I’ve tried lights on, doors locked and lights on, doors unlocked. Then lights off, doors, locked and the next night—lights off, doors unlocked. I’ve tried night songs and day songs; even a modified version of Peter Pan’s “I do believe in fairies [ghosts], I do! I do!”
Still, they will not show themselves.
Of course, I don’t really know what I’m looking for and I’ve always said I don’t believe in ghosts. However, two people have seen the ghosts of Weymouth and two people have not. That’s out of our people surveyed. I’ll say it now: let me be the tiebreaker!
I’m starting to feel like the ghosts of Weymouth are like the grizzlies of my last Alaska trip—every present and equally invisible. By now it’s clear that last week’s woman-hollering-in-the-night incident must have been a real human; a nutty human who happened to be underneath my balcony, but a human being at that.
That aside, the windows of this house shake randomly throughout the night. I hear doors open and close in the far reaches of the mansion. I am alone, but I am not. At least half a dozen times, I have been unconsciously pulled from my focus at the keyboard and turned to look at someone who has just entered the room. It’s not until I find myself staring at the blankness that I realize I acted on instinct—that gut feeling that someone just walked by and the follow-up gut response to take note of who it was.
These sounds and energies, the almost unending flow of invisible movement throughout the mansion, have not gone unnoticed. Be they ghostly or saintly, they’re abundant.

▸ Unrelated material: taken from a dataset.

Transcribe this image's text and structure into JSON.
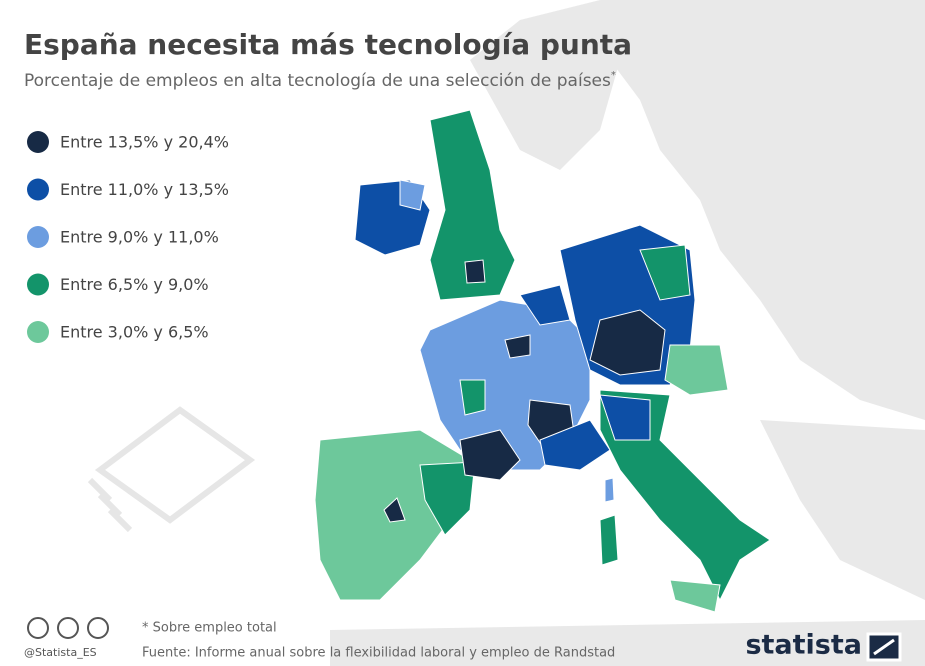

Consider this, from another poet whose work is posted along the walls:
Now We Are One of Them by Sallie Nixon

 

Along so many wooden ways they move—
through halls and doors, up stairs and down—
all those minds in the monastic night.
A cough,
a sigh,
paper crumpling—
and then the day, left to us.
To awaken here is the thing:
A buzz breeze wafts upward
a morning call of pines,
naming us,
one by one, now

 

of Weymouth.
[Evening light cast through the windows in the NC Literary Hall of Fame, the sighs and coughs of these inductees perhaps still holding court in the night.]